Data Scientists: Where the Careers Are
Data scientist—a new occupation that blends business savvy, mathematical wizardry and computer know-how—is data analytics' career of the moment. Currently boasting superstar status in the corporate world, these number crunchers find hidden insights in large, complex sets of data that don't typically mesh.
While demand for data scientists is growing across many industries, some businesses are going all out to shore up their data militia. Anyone looking for a career in data science may want to consider these four industries in particular—they're hiring.

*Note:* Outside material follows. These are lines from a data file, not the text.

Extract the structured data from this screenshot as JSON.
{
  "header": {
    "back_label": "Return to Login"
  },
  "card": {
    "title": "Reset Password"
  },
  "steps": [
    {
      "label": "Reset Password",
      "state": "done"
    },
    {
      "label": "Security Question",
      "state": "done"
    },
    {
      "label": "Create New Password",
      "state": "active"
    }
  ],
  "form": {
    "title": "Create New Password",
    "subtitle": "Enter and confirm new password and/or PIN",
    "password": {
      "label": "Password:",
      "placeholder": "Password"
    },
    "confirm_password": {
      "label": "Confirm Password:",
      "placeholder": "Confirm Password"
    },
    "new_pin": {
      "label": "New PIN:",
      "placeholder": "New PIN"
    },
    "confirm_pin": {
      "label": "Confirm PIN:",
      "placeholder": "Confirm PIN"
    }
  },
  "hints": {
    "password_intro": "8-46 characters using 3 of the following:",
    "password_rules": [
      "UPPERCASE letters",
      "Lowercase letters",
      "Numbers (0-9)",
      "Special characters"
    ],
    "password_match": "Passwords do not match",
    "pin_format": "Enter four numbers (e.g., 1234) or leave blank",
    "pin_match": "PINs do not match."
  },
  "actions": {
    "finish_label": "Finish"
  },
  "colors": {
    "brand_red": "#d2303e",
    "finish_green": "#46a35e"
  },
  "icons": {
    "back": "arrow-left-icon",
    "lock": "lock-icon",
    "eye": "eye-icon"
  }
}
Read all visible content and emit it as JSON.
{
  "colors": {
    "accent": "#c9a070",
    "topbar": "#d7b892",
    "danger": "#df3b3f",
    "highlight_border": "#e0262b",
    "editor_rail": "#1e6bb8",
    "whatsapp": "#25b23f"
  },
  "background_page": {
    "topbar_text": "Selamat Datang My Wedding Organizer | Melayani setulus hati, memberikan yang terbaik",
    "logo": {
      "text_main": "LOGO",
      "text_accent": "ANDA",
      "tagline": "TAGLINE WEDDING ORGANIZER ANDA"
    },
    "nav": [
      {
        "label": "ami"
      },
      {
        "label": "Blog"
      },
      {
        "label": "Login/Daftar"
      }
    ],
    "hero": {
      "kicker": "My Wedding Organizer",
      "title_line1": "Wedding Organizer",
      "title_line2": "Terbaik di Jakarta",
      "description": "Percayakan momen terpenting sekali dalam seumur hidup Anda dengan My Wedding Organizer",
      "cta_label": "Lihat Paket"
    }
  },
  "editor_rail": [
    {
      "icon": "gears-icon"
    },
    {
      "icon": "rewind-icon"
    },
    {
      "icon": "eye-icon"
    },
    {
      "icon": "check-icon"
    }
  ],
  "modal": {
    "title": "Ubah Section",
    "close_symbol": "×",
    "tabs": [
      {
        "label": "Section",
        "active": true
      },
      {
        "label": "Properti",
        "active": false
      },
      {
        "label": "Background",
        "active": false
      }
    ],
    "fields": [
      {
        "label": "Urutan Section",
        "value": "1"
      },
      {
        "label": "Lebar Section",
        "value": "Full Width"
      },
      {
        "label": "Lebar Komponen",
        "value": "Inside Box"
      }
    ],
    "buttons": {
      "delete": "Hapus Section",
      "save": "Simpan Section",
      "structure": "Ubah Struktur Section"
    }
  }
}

Relying on sensors in farm machinery, in soil and on planes flown over fields, precision agriculture is an emerging practice in which growing crops is directed by data covering everything from soil conditions to weather patterns to commodity pricing. "Precision agriculture helps you optimize yield and avoid major mistakes," says Daniel Castro, director of the Center for Data Innovation, a think tank in Washington, D.C. For example, farmers traditionally have planted a crop, then applied fertilizer uniformly across entire fields. Data models allow them to instead customize the spread of fertilizer, seed, water and pesticide across different areas of their farms—even if the land rolls on for 50,000 acres.
Big data promises to discover better models to gauge risk, which could minimize the likelihood of scenarios such as the subprime mortgage meltdown. Data scientists, though, also are charged with many less obvious tasks in the financial industry, says Bill Rand, director of the Center for Complexity in Business at the University of Maryland. He points to one experiment that analyzed keywords in financial documents to identify competitors in different niches, helping pinpoint investment opportunities.
Government organizations have huge stockpiles of data that can be applied against all sorts of problems, from food safety to terrorism. Joshua Sullivan, a data scientist who led the development of Booz Allen Hamilton's The Field Guide to Data Science, cites one surprising use of analytics concerning government subsidies. "They created an amazing visualization that helped you see the disconnect between the locations of food distribution sites and the populations they served," Sullivan says. "That's the type of thing that isn't easy to see in a pile of static reports; you need the imagination of a data scientist to depict the story in the data."
Developing a new drug can take more than a decade and cost billions. Data tools can help take some of the sting out, pinpointing the best drug candidates by scanning across pools of information, such as marketing data and adverse patient reactions. "We can model data and prioritize which experiments we take [forward]," Sullivan says. "Big data can help sort out the most promising drugs even before you do experiments on mice. Just three years ago that would have been impossible. But that's what data scientists do—they tee up the right question to ask."
Ultimately, the industries most needing data scientists will be those facing the most complex questions, along with those wading through the greatest variety of data formats (pictures, emails, text, etc.) from assorted sources. And still, the best opportunities for data scientists may go to the most creative thinkers. For example, Rand imagines a time when law firms will perform text analytics on legal briefs, to compare them to write-ups on previous trials. The goal: to determine which arguments would land best with certain judges.